You are right, that's why heavy ion colliders specify energy per nucleon pair, rather than particle energy. To get the total energy in the heavy ion, you have to multiply the 2.76TeV per nucleon pair with the number of nucleons. Using a collider like the LHC with heavy ions, rather than protons packs quite a punch... in this case, almost two orders of magnitude more, to be exact! I find that very cool... almost the same machine, but a totally different physics regime! –  CuriousOne Aug 18 at 20:33
    
They have also collided lighter nuclei, search for RHIC beam energy scan program –  user23873 Aug 19 at 3:39
    
@user23873: Thanks for the suggestion. I will take a look! –  CuriousOne Aug 20 at 3:23

The (average) mass of the Calcium ion $\text{Ca}^+$ is around $m_{ca} = 40 amu = 40 \times 1.661 \times 10^{−24} g = 66.44 \times 10^{−24} g$.

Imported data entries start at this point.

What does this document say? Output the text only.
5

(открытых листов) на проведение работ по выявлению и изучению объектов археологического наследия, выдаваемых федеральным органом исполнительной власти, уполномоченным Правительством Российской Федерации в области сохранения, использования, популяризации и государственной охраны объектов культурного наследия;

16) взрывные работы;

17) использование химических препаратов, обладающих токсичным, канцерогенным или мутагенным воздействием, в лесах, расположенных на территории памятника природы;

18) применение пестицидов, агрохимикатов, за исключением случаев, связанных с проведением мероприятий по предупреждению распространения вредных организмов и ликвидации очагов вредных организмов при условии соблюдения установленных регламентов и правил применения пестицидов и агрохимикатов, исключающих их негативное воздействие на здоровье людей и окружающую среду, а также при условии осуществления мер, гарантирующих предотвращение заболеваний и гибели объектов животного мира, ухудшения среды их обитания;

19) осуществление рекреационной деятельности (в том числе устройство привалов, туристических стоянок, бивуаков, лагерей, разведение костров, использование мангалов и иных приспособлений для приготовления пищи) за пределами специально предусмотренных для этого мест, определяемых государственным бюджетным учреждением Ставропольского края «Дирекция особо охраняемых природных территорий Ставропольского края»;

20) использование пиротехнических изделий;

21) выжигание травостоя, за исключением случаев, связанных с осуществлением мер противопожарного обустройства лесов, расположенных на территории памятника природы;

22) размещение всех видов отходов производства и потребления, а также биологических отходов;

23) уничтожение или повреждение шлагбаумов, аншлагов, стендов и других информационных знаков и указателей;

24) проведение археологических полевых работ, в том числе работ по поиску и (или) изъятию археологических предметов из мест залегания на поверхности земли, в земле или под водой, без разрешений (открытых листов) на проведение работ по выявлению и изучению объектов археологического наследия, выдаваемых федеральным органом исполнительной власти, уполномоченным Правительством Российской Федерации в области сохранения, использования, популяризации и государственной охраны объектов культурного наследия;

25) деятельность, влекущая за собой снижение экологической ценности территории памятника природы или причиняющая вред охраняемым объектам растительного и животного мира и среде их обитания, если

That means that to accelerate (from rest) an ion of Calcium to a speed of $\frac{3}{4}c$ the energy needed would be:

$$\Delta E_{ca} = (\frac{1}{\sqrt{1-(\frac{3}{4})^2}}-1)m_{ca}c^2 = 0.512m_{ca}c^2$$

which is around (taking $c=299792458 m/s$):

$$\Delta E_{ca} = 3.057 \mu Joules$$

Now, assuming that the CERN LHC accelerator is the current state-of-the-art in particle accelerators/colliders. The LHC can provide energies in the range of 0.64 microjoules to 92.0 µJ (per particle) depending on type of particles.

As one can see from the previous crude approximations, the acceleration (even to half the speed of light) of (a sufficient amount of particles of) ionised Calcium is out of the ability of current state-of-the-art technology.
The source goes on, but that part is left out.